Declare and user the logger

import hao
LOGGER = hao.logs.get_logger(__name__)

LOGGER.debug('message')
LOGGER.info('message')
LOGGER.warnning('message')
LOGGER.error('message')
LOGGER.exception(err)

namespaces

import hao
from hao.namespaces import from_args, attr

@from_args
class ProcessConf(object):
    file_in = attr(str, required=True, help="file path to process")
    file_out = attr(str, required=True, help="file path to save")
    tokenizer = attr(str, required=True, choice=('wordpiece', 'bpe'))
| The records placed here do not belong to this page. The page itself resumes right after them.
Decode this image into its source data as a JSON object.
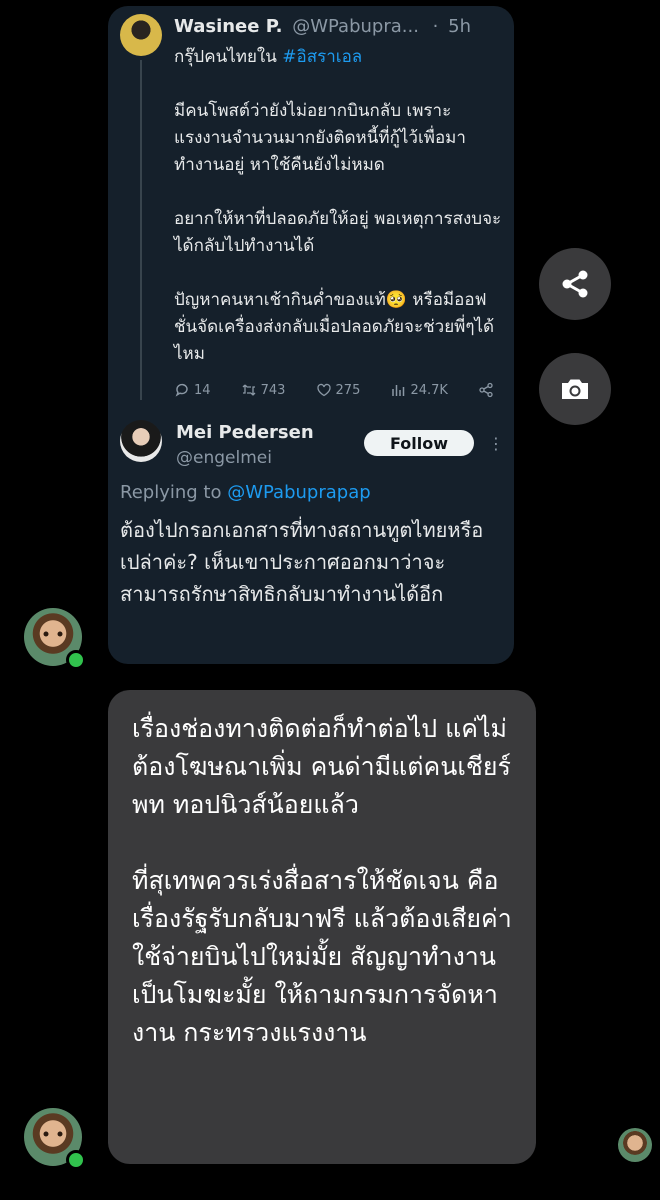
{
  "quoted_tweet": {
    "author_name": "Wasinee P.",
    "author_handle": "@WPabupra...",
    "time_sep": "·",
    "time": "5h",
    "body_line1_prefix": "กรุ๊ปคนไทยใน ",
    "body_line1_hashtag": "#อิสราเอล",
    "paragraphs": [
      "มีคนโพสต์ว่ายังไม่อยากบินกลับ เพราะแรงงานจำนวนมากยังติดหนี้ที่กู้ไว้เพื่อมาทำงานอยู่ หาใช้คืนยังไม่หมด",
      "อยากให้หาที่ปลอดภัยให้อยู่ พอเหตุการสงบจะได้กลับไปทำงานได้",
      "ปัญหาคนหาเช้ากินค่ำของแท้🥺 หรือมีออฟชั่นจัดเครื่องส่งกลับเมื่อปลอดภัยจะช่วยพี่ๆได้ไหม"
    ],
    "stats": {
      "replies": "14",
      "retweets": "743",
      "likes": "275",
      "views": "24.7K"
    }
  },
  "reply_tweet": {
    "author_name": "Mei Pedersen",
    "author_handle": "@engelmei",
    "follow_label": "Follow",
    "replying_prefix": "Replying to ",
    "replying_mention": "@WPabuprapap",
    "body": "ต้องไปกรอกเอกสารที่ทางสถานทูตไทยหรือเปล่าค่ะ? เห็นเขาประกาศออกมาว่าจะสามารถรักษาสิทธิกลับมาทำงานได้อีก"
  },
  "message": {
    "text": "เรื่องช่องทางติดต่อก็ทำต่อไป แค่ไม่ต้องโฆษณาเพิ่ม คนด่ามีแต่คนเชียร์พท ทอปนิวส์น้อยแล้ว\n\nที่สุเทพควรเร่งสื่อสารให้ชัดเจน คือเรื่องรัฐรับกลับมาฟรี แล้วต้องเสียค่าใช้จ่ายบินไปใหม่มั้ย สัญญาทำงานเป็นโมฆะมั้ย ให้ถามกรมการจัดหางาน กระทรวงแรงงาน"
  },
  "icons": {
    "share": "share-icon",
    "camera": "camera-icon"
  },
  "colors": {
    "tweet_bg": "#15202b",
    "link_blue": "#1d9bf0",
    "bubble_bg": "#3a3a3c",
    "online_green": "#31c24d"
  }
}
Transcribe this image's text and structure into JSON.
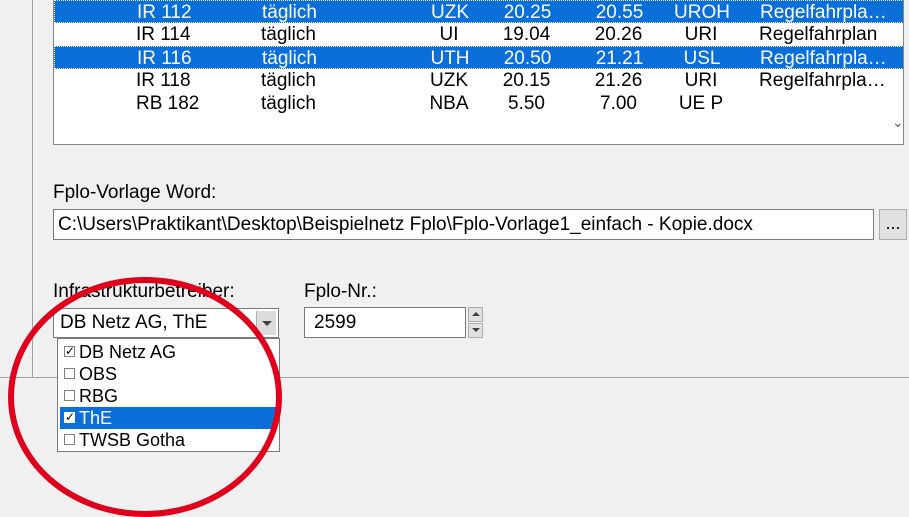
{
  "train_list": {
    "rows": [
      {
        "train": "IR 112",
        "days": "täglich",
        "from_code": "UZK",
        "dep": "20.25",
        "arr": "20.55",
        "to_code": "UROH",
        "type": "Regelfahrpla…",
        "selected": true
      },
      {
        "train": "IR 114",
        "days": "täglich",
        "from_code": "UI",
        "dep": "19.04",
        "arr": "20.26",
        "to_code": "URI",
        "type": "Regelfahrplan",
        "selected": false
      },
      {
        "train": "IR 116",
        "days": "täglich",
        "from_code": "UTH",
        "dep": "20.50",
        "arr": "21.21",
        "to_code": "USL",
        "type": "Regelfahrpla…",
        "selected": true
      },
      {
        "train": "IR 118",
        "days": "täglich",
        "from_code": "UZK",
        "dep": "20.15",
        "arr": "21.26",
        "to_code": "URI",
        "type": "Regelfahrpla…",
        "selected": false
      },
      {
        "train": "RB 182",
        "days": "täglich",
        "from_code": "NBA",
        "dep": "5.50",
        "arr": "7.00",
        "to_code": "UE  P",
        "type": "",
        "selected": false
      }
    ],
    "scroll_icon": "chevron-down-icon"
  },
  "template": {
    "label": "Fplo-Vorlage Word:",
    "path": "C:\\Users\\Praktikant\\Desktop\\Beispielnetz Fplo\\Fplo-Vorlage1_einfach - Kopie.docx",
    "browse_label": "..."
  },
  "operator": {
    "label": "Infrastrukturbetreiber:",
    "value": "DB Netz AG, ThE",
    "options": [
      {
        "label": "DB Netz AG",
        "checked": true,
        "highlighted": false
      },
      {
        "label": "OBS",
        "checked": false,
        "highlighted": false
      },
      {
        "label": "RBG",
        "checked": false,
        "highlighted": false
      },
      {
        "label": "ThE",
        "checked": true,
        "highlighted": true
      },
      {
        "label": "TWSB Gotha",
        "checked": false,
        "highlighted": false
      }
    ]
  },
  "fplo_nr": {
    "label": "Fplo-Nr.:",
    "value": "2599"
  },
  "colors": {
    "selection": "#0a6fd8",
    "annotation": "#e0001b"
  }
}
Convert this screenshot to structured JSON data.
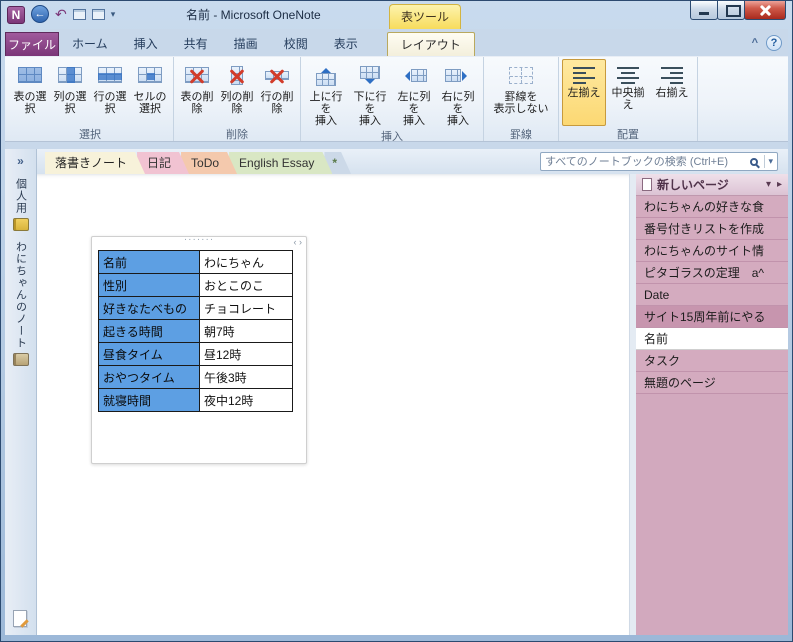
{
  "titlebar": {
    "app_icon": "N",
    "title": "名前 - Microsoft OneNote",
    "contextual_group": "表ツール"
  },
  "glyphs": {
    "back": "←",
    "undo": "↶",
    "qat_dropdown": "▾",
    "collapse_ribbon": "^",
    "help": "?",
    "expand_sidebar": "»",
    "new_section_star": "*",
    "drag_dots": "·······",
    "nav_arrows": "‹ ›",
    "dropdown": "▾",
    "expand_right": "▸"
  },
  "ribbon": {
    "file_tab": "ファイル",
    "tabs": [
      "ホーム",
      "挿入",
      "共有",
      "描画",
      "校閲",
      "表示"
    ],
    "layout_tab": "レイアウト",
    "select_group": {
      "label": "選択",
      "buttons": [
        "表の選択",
        "列の選択",
        "行の選択",
        "セルの\n選択"
      ]
    },
    "delete_group": {
      "label": "削除",
      "buttons": [
        "表の削除",
        "列の削除",
        "行の削除"
      ]
    },
    "insert_group": {
      "label": "挿入",
      "buttons": [
        "上に行を\n挿入",
        "下に行を\n挿入",
        "左に列を\n挿入",
        "右に列を\n挿入"
      ]
    },
    "border_group": {
      "label": "罫線",
      "buttons": [
        "罫線を\n表示しない"
      ]
    },
    "align_group": {
      "label": "配置",
      "buttons": [
        "左揃え",
        "中央揃え",
        "右揃え"
      ],
      "selected": "左揃え"
    }
  },
  "section_tabs": [
    "落書きノート",
    "日記",
    "ToDo",
    "English Essay"
  ],
  "search": {
    "placeholder": "すべてのノートブックの検索 (Ctrl+E)"
  },
  "nav_sidebar": {
    "items": [
      "個人用",
      "わにちゃんのノート"
    ]
  },
  "page_pane": {
    "new_page_label": "新しいページ",
    "pages": [
      "わにちゃんの好きな食",
      "番号付きリストを作成",
      "わにちゃんのサイト情",
      "ピタゴラスの定理　a^",
      "Date",
      "サイト15周年前にやる",
      "名前",
      "タスク",
      "無題のページ"
    ],
    "selected": "名前"
  },
  "page": {
    "table": {
      "rows": [
        {
          "label": "名前",
          "value": "わにちゃん"
        },
        {
          "label": "性別",
          "value": "おとこのこ"
        },
        {
          "label": "好きなたべもの",
          "value": "チョコレート"
        },
        {
          "label": "起きる時間",
          "value": "朝7時"
        },
        {
          "label": "昼食タイム",
          "value": "昼12時"
        },
        {
          "label": "おやつタイム",
          "value": "午後3時"
        },
        {
          "label": "就寝時間",
          "value": "夜中12時"
        }
      ]
    }
  },
  "colors": {
    "selection_blue": "#5d9fe3",
    "pane_pink": "#d2a9be",
    "file_tab_purple": "#7b3678",
    "contextual_yellow": "#f7dc5c",
    "active_section_tab_cream": "#f7f2da"
  }
}
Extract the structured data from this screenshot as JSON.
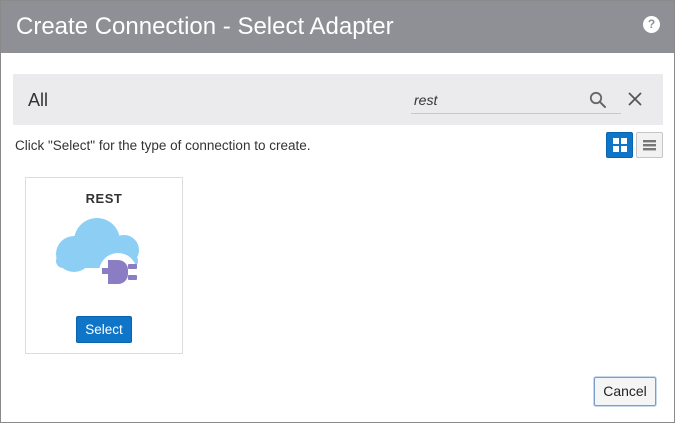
{
  "dialog": {
    "title": "Create Connection - Select Adapter",
    "help_icon_glyph": "?"
  },
  "filter": {
    "category_label": "All",
    "search_value": "rest",
    "search_placeholder": ""
  },
  "instruction": "Click \"Select\" for the type of connection to create.",
  "view_toggle": {
    "active": "grid",
    "accent_color": "#0f75c9"
  },
  "adapters": [
    {
      "name": "REST",
      "icon": "cloud-plug-icon",
      "select_label": "Select"
    }
  ],
  "footer": {
    "cancel_label": "Cancel"
  }
}
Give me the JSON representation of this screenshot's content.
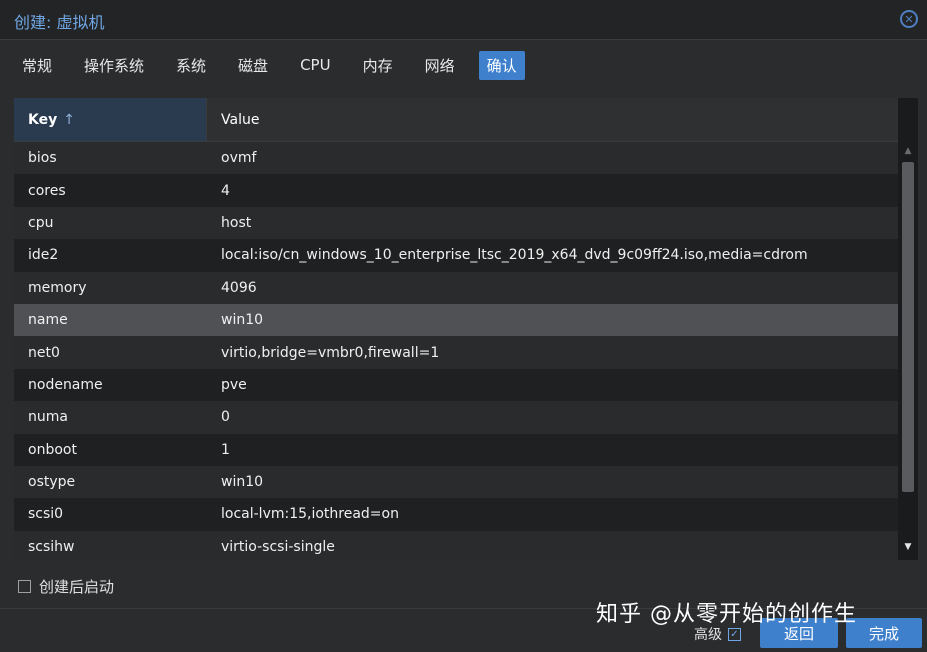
{
  "window": {
    "title": "创建: 虚拟机",
    "close_icon": "close-icon"
  },
  "tabs": [
    {
      "label": "常规"
    },
    {
      "label": "操作系统"
    },
    {
      "label": "系统"
    },
    {
      "label": "磁盘"
    },
    {
      "label": "CPU"
    },
    {
      "label": "内存"
    },
    {
      "label": "网络"
    },
    {
      "label": "确认",
      "active": true
    }
  ],
  "grid": {
    "columns": {
      "key": "Key",
      "sort_arrow": "↑",
      "value": "Value"
    },
    "rows": [
      {
        "key": "bios",
        "value": "ovmf"
      },
      {
        "key": "cores",
        "value": "4"
      },
      {
        "key": "cpu",
        "value": "host"
      },
      {
        "key": "ide2",
        "value": "local:iso/cn_windows_10_enterprise_ltsc_2019_x64_dvd_9c09ff24.iso,media=cdrom"
      },
      {
        "key": "memory",
        "value": "4096"
      },
      {
        "key": "name",
        "value": "win10",
        "selected": true
      },
      {
        "key": "net0",
        "value": "virtio,bridge=vmbr0,firewall=1"
      },
      {
        "key": "nodename",
        "value": "pve"
      },
      {
        "key": "numa",
        "value": "0"
      },
      {
        "key": "onboot",
        "value": "1"
      },
      {
        "key": "ostype",
        "value": "win10"
      },
      {
        "key": "scsi0",
        "value": "local-lvm:15,iothread=on"
      },
      {
        "key": "scsihw",
        "value": "virtio-scsi-single"
      }
    ]
  },
  "footer": {
    "start_after_label": "创建后启动",
    "start_after_checked": false,
    "advanced_label": "高级",
    "advanced_checked": true,
    "advanced_check_glyph": "✓",
    "back_label": "返回",
    "finish_label": "完成"
  },
  "watermark": "知乎 @从零开始的创作生",
  "colors": {
    "accent": "#3f80cc",
    "title": "#6fa6e3",
    "background": "#2b2c2e"
  }
}
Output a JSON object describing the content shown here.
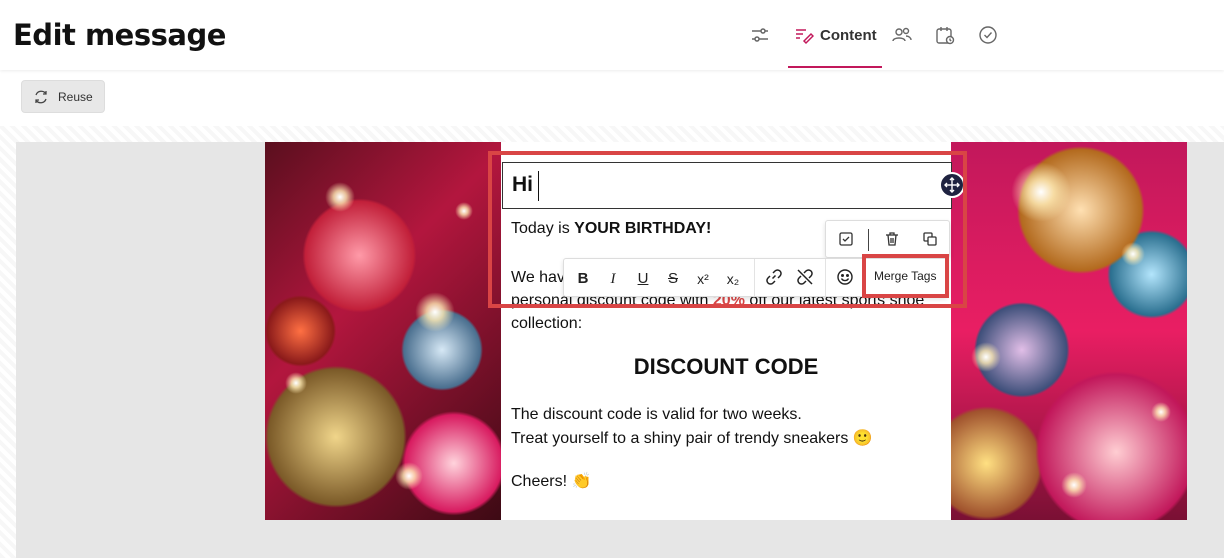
{
  "header": {
    "title": "Edit message",
    "tabs": [
      {
        "icon": "settings-sliders-icon"
      },
      {
        "icon": "content-pen-icon",
        "label": "Content",
        "active": true
      },
      {
        "icon": "audience-users-icon"
      },
      {
        "icon": "schedule-calendar-icon"
      },
      {
        "icon": "review-check-icon"
      }
    ],
    "accent_color": "#c2185b"
  },
  "toolbar": {
    "reuse_label": "Reuse",
    "reuse_icon": "reuse-cycle-icon"
  },
  "email": {
    "heading": "Hi",
    "greeting_prefix": "Today is ",
    "greeting_bold": "YOUR BIRTHDAY!",
    "offer_line1": "We hav",
    "offer_line2_prefix": "personal discount code with ",
    "offer_percent": "20%",
    "offer_line2_suffix": " off our latest sports shoe",
    "offer_line3": "collection:",
    "code_title": "DISCOUNT CODE",
    "validity_line": "The discount code is valid for two weeks.",
    "treat_line": "Treat yourself to a shiny pair of trendy sneakers 🙂",
    "signoff": "Cheers! 👏"
  },
  "block_tools": [
    {
      "icon": "select-check-icon"
    },
    {
      "icon": "delete-trash-icon"
    },
    {
      "icon": "duplicate-icon"
    }
  ],
  "format_bar": {
    "bold": "B",
    "italic": "I",
    "underline": "U",
    "strike": "S",
    "superscript": "x²",
    "subscript": "x₂",
    "merge_tags_label": "Merge Tags"
  },
  "highlight_color": "#d94545"
}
from argparse import Namespace
from pytorch_lightning import Trainer
@from_args(adds=Trainer.add_argparse_args)
class TrainConf(Namespace):
    root_path_checkpoints = attr(str, default=hao.paths.get_path('data/checkpoints/'))
    dataset_train = attr(str, default='train.txt')
    dataset_val = attr(str, default='val.txt')
    dataset_test = attr(str, default='test.txt')
    batch_size = attr(int, default=128, key='train.batch_size')                          # key means try to load from config.yml by the key
    task = attr(str, choices=('ner', 'nmt'), default='ner')
    seed = attr(int)
    epochs = attr(int, default=5)

Where attr is a wrapper for argpars.add_argument()

Usage 1: overwrite the default value from command line

python -m your_module --task=nmt

Usage 2: overwrite the default value from constructor

train_conf = TrainConf(task='nmt')

Value lookup order:

  • command line
  • constructor
  • config yml if key specified in attr
  • default if specified in attr